September 03, 2012
Credit: MORRIS TECHNOLOGIES
Michael Mecham
Cobalt chromium gets the credit. “The material built well, with a nearly 100% dense part, no cracking and it held tolerances,” says Greg Morris. “That really was the spark that got things moving. Our customers found they had an alloy they could work with in the real world.”

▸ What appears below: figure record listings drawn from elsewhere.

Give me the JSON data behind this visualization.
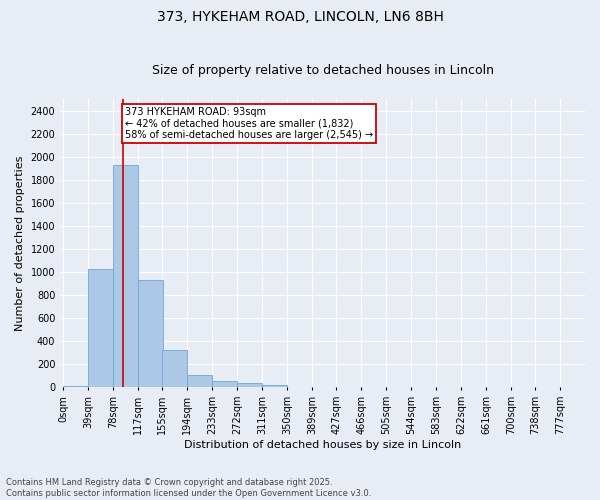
{
  "title_line1": "373, HYKEHAM ROAD, LINCOLN, LN6 8BH",
  "title_line2": "Size of property relative to detached houses in Lincoln",
  "xlabel": "Distribution of detached houses by size in Lincoln",
  "ylabel": "Number of detached properties",
  "bar_color": "#adc8e6",
  "bar_edge_color": "#6aaad4",
  "background_color": "#e8edf5",
  "grid_color": "#ffffff",
  "annotation_box_color": "#cc0000",
  "annotation_text": "373 HYKEHAM ROAD: 93sqm\n← 42% of detached houses are smaller (1,832)\n58% of semi-detached houses are larger (2,545) →",
  "red_line_x": 93,
  "categories": [
    "0sqm",
    "39sqm",
    "78sqm",
    "117sqm",
    "155sqm",
    "194sqm",
    "233sqm",
    "272sqm",
    "311sqm",
    "350sqm",
    "389sqm",
    "427sqm",
    "466sqm",
    "505sqm",
    "544sqm",
    "583sqm",
    "622sqm",
    "661sqm",
    "700sqm",
    "738sqm",
    "777sqm"
  ],
  "bin_edges": [
    0,
    39,
    78,
    117,
    155,
    194,
    233,
    272,
    311,
    350,
    389,
    427,
    466,
    505,
    544,
    583,
    622,
    661,
    700,
    738,
    777
  ],
  "values": [
    15,
    1030,
    1930,
    930,
    320,
    110,
    55,
    35,
    22,
    0,
    0,
    0,
    0,
    0,
    0,
    0,
    0,
    0,
    0,
    0,
    0
  ],
  "ylim": [
    0,
    2500
  ],
  "yticks": [
    0,
    200,
    400,
    600,
    800,
    1000,
    1200,
    1400,
    1600,
    1800,
    2000,
    2200,
    2400
  ],
  "footer": "Contains HM Land Registry data © Crown copyright and database right 2025.\nContains public sector information licensed under the Open Government Licence v3.0.",
  "title_fontsize": 10,
  "subtitle_fontsize": 9,
  "axis_label_fontsize": 8,
  "tick_fontsize": 7,
  "annotation_fontsize": 7,
  "footer_fontsize": 6
}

Morris is CEO of the family-owned Morris Technologies Inc. (MTI) in Cincinnati, which got started using stereo lithography to prototype plastic parts in 1994. The company expanded into computer numerical control machining. But its transition into producing solid metal parts for prototypes began in 2003 when it imported the German-made EOS M-250 extended direct metal laser sintering (DMLS) machine.
The U.S. is now the leader in additive manufacturing, which includes DMLS and uses 3D modeling software to build up a part in thin, horizontal cross sections, one layer at a time. This “additive” process makes the part without waste and offers the opportunity to produce complex geometries in a single piece. An equivalent casting might require 7-10 separate parts, says Morris. It also will be heavier.
“In aerospace, there are some complex geometries that cannot be made with an investment casting,” he says. DMLS has limits; it is not yet applied to high-temperature applications, he notes. But it is used in combustion-chamber parts, blades, blisks, tubing and stators.
Aerospace is among the most aggressive users of the process and provides the bulk of MTI's revenue, which is centered in aircraft engines but also includes industrial gas turbines, medical devices and rapid prototyping for research institutions.
“In the early years, the alloys were not super-robust,” Morris recalls. “They couldn't hold high temperatures and had stress issues.” But within two years of acquiring its first machine, MTI had moved up to a more advanced version and was working with cobalt chromium alloys. Applications using other alloys—titanium, stainless steel and aluminum—soon followed.